With a $10,000 investment in IWB, the end total would have been $23,378. This equates to a $13,378 profit over 7 years and a compound annual growth rate (CAGR) of 14.64%.
IXUS’s CAGR is 8.55 percentage points lower than that of IWB and as a result, would have yielded $9,169 less on a $10,000 investment. Thus, IXUS performed worse than IWB by 8.55% annually.
Over the past years, I have discovered several tools and products that have helped me tremendously on my path to financial freedom:
P.S.: The links below are affiliate links, which means I receive a small commission at no extra cost to you when you sign up for one of the services. Thank you for your support!

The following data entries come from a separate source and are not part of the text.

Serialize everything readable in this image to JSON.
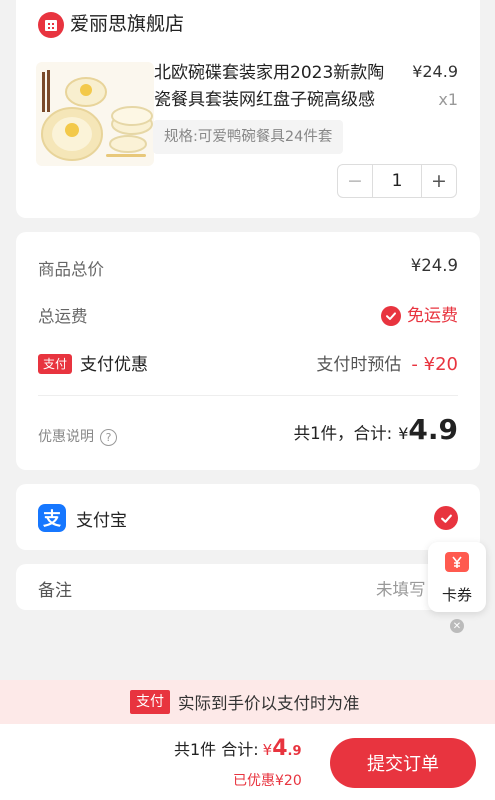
{
  "store": {
    "name": "爱丽思旗舰店",
    "icon": "store-icon"
  },
  "product": {
    "title_line1": "北欧碗碟套装家用2023新款陶",
    "title_line2": "瓷餐具套装网红盘子碗高级感",
    "price": "¥24.9",
    "quantity_label": "x1",
    "spec": "规格:可爱鸭碗餐具24件套",
    "stepper": {
      "minus": "−",
      "value": "1",
      "plus": "+"
    }
  },
  "summary": {
    "total_label": "商品总价",
    "total_value": "¥24.9",
    "shipping_label": "总运费",
    "shipping_value": "免运费",
    "pay_tag": "支付",
    "pay_discount_label": "支付优惠",
    "pay_discount_hint": "支付时预估",
    "pay_discount_value": "- ¥20",
    "discount_note_label": "优惠说明",
    "count_total_label": "共1件，合计:",
    "total_currency": "¥",
    "total_amount": "4.9"
  },
  "payment": {
    "method": "支付宝",
    "icon": "alipay-icon",
    "selected": true
  },
  "remark": {
    "label": "备注",
    "value": "未填写"
  },
  "coupon_float": {
    "label": "卡券",
    "icon": "coupon-icon"
  },
  "notice": {
    "tag": "支付",
    "text": "实际到手价以支付时为准"
  },
  "bottom": {
    "count_label": "共1件 合计:",
    "currency": "¥",
    "amount_int": "4",
    "amount_dec": ".9",
    "saved": "已优惠¥20",
    "submit": "提交订单"
  },
  "colors": {
    "accent": "#e8343f",
    "alipay": "#1677ff",
    "background": "#f2f2f2"
  }
}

1)Personal Capital is simply the best tool out there to track your net worth and plan for financial freedom. Just their retirement planner alone has become an invaluable tool to keep myself on track financially. Try it out, it's free!
2) Take a look at M1 Finance, my favorite broker. I love how easy it is to invest and maintain my portfolio with them. I can set up automatic transfers, rebalance my portfolio with one click and even borrow up to 35% of my assets at super low interest rates!
3) Fundrise is by far the best way I've found to invest in Real Estate. You can diversify your portfolio by investing in their eREITs or even allocate capital to individual properties (without the hassle of managing tenants!).
4) Groundfloor is another great way to get exposure to the real estate sector by investing in short-term, high-yield real estate debt. Current returns are >10% and you can get started with just $10.
5) If you are interested in startup investing, check out Mainvest. I've started allocating a small amount of assets to invest in and support small businesses. Return targets are between 10-25% and you can start with just $100!
To see all of my most up-to-date recommendations, check out the Recommended Tools section.